Phuket, now known as "Ghost Island" in Thailand since COVID-19

Phuket, now known as "Ghost Island" in Thailand since COVID-19

Phuket, Thailand's second most popular destination after Bangkok hits different since the pandemic. Last year, more than 9 million tourists visited Phuket. But now, all we can see are empty bars, their go-go dancers are sitting and playing their phones.

Source: The Rooftop Guide
Source: The Rooftop Guide

Chairs are stacked high in deserted restaurants, also their swimming pools are empty. Normally, beaches that always packed become quiet than before and it's even seeing rare species of sea turtles arriving at its nest.

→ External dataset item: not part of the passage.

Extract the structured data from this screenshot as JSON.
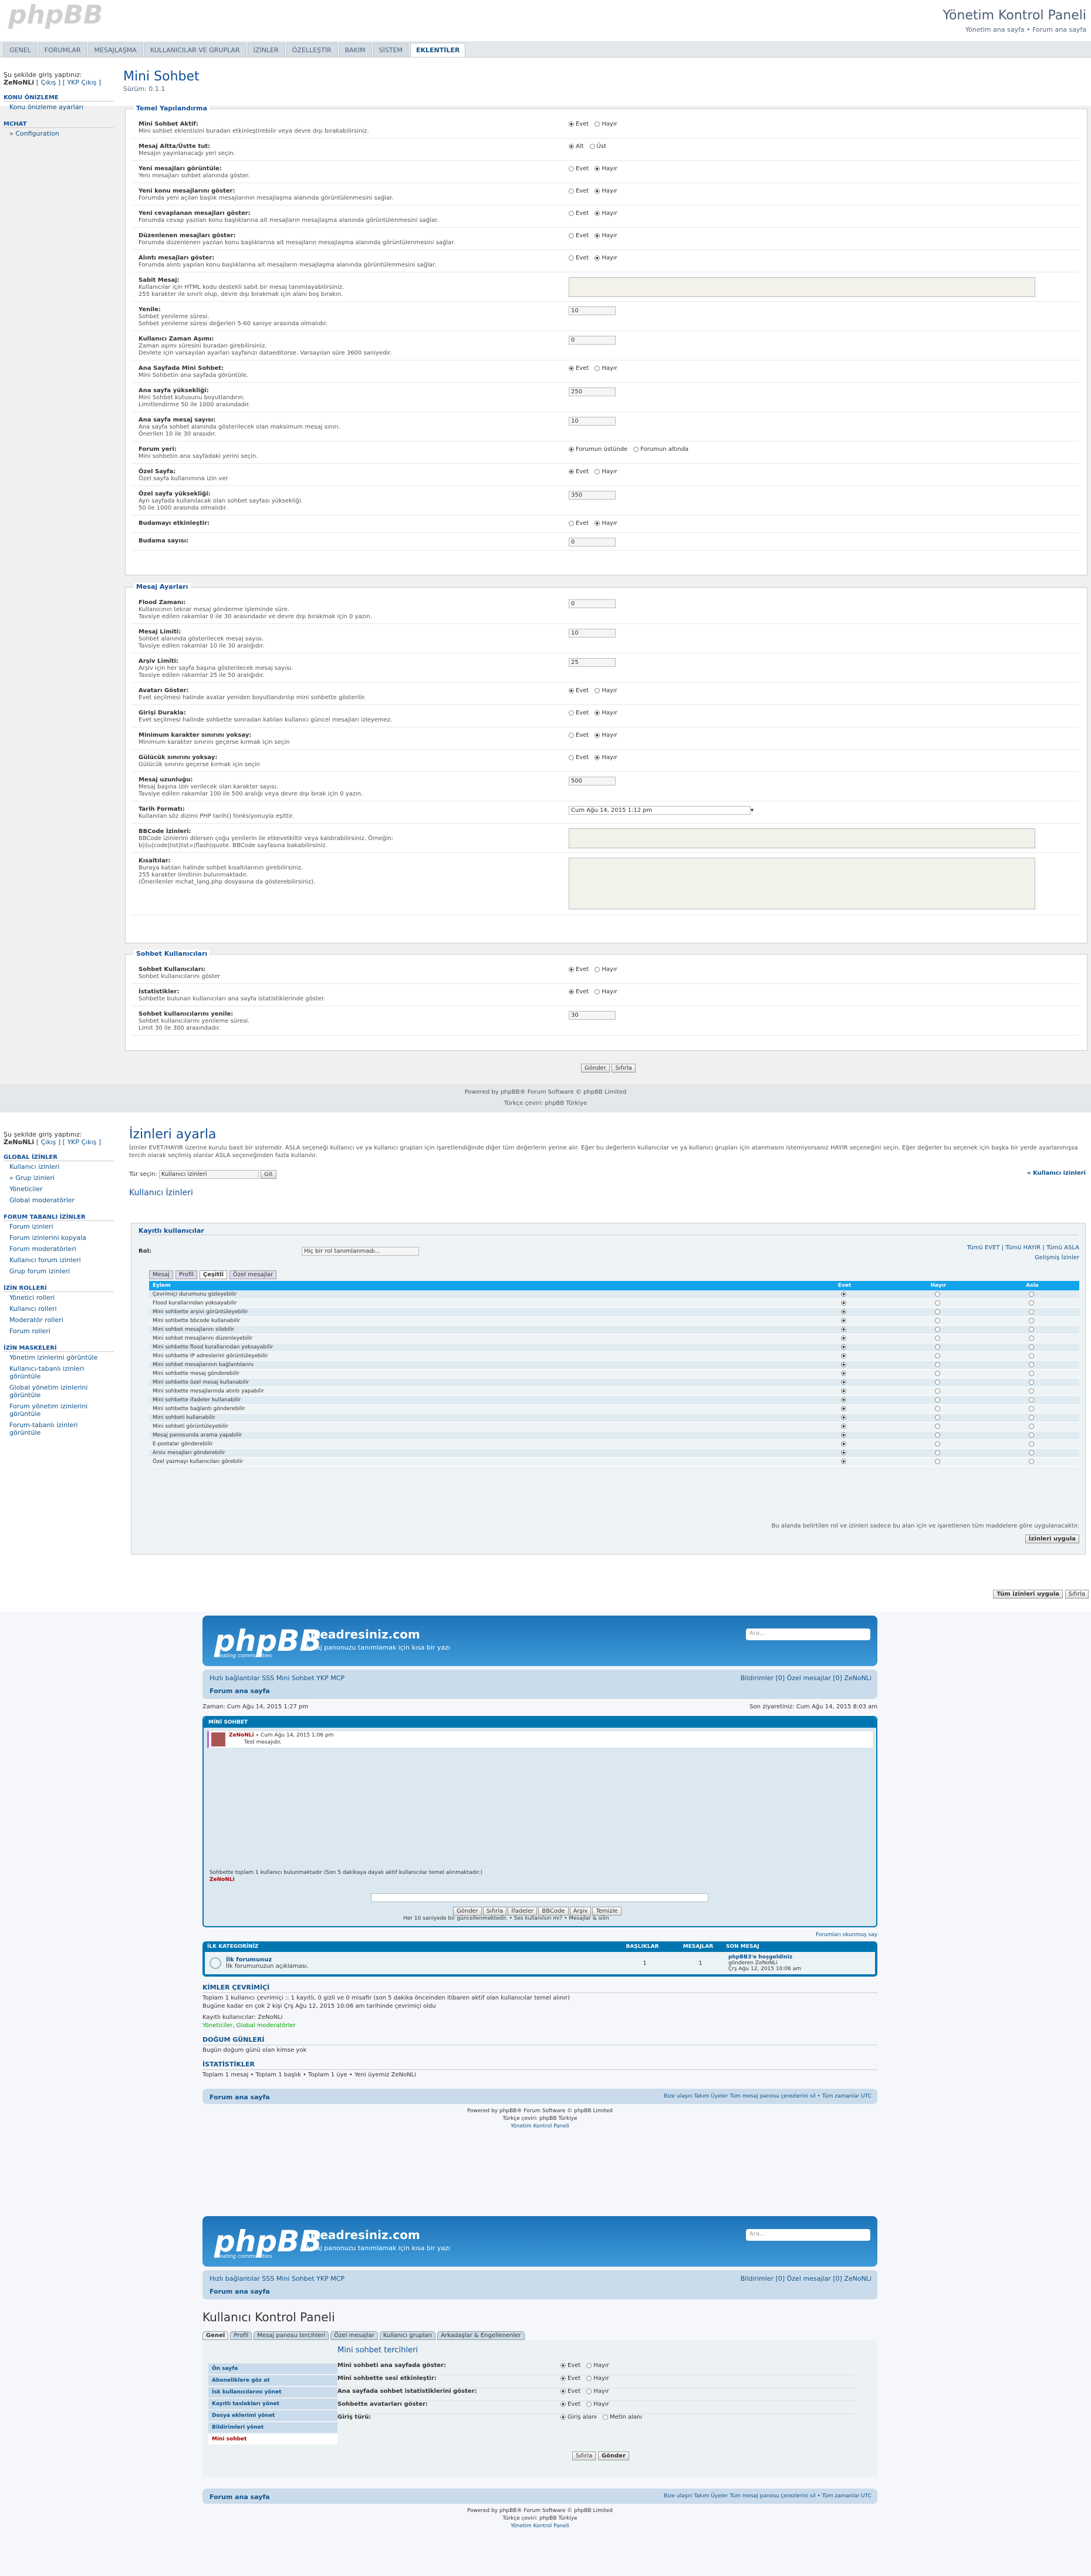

Until now, nearly all the island's 3,000 hotels are closed and the main town of Patong has become a "ghost town", says local tycoon Preechawut Keesin, who owns five nightclubs and around 600 hotel rooms.

The kingdom's decision on beating the virus make the economy is expected to contract 7-9% this year and has made a dealt brutal blow which makes leave millions unemployed

"My boss wants to help the staff keep their jobs, but I don't think we can survive after the end of the year," sighs Jantima Tongsrijern, manager of Pum Pui bar.

Worse than Tsunami

Normally, 80 percent of the Island's profits come from the tourism sectors that employ more than 300.000 people. Ten of thousands of those who have lost their jobs have already returned to their origin provinces. Life is hard for those sticking it out.

Some of them have got huge pay cuts, while others have no choice except joining long lines at food distribution centers or collects any income as best as they can.

Orathai Sidel as a bar owner said that she used to make 100,000 baht (US$3,200) a month during high season. But because of this pandemic, her business becomes a victim and now she sells dessert from a streetside cart, only making US$3 a day to cover her children's school fees.

Source: The Smart Local
Source: The Smart Local

Phuket has been due to welcome Thailand's first foreign tourists since April in a cautious experiment by the kingdom, but their arrival keeps being pushed back. And the two-week obligatory quarantine and heavy price tag-several thousand dollars a person-would mean this is a niche market.

"We will have to focus on developing local customers and individual travelers rather than mass tourism," says Preechawut Keesin.

Prior to the pandemic, only 30 percent of domestic tourists were holidaymakers to Phuket, which prompted the local tourism industry to revisit its business model.

Domestic visitors are offered trial packages for two nights, including flights from Bangkok for as low as US$ 30-but rock bottom prices mean that hotels will possibly not even recover their bill.

"We don't expect a return to normal for three years," forecasts Kongsak Khoopongsakorn.

"The situation is much worse than after the tsunami in 2004."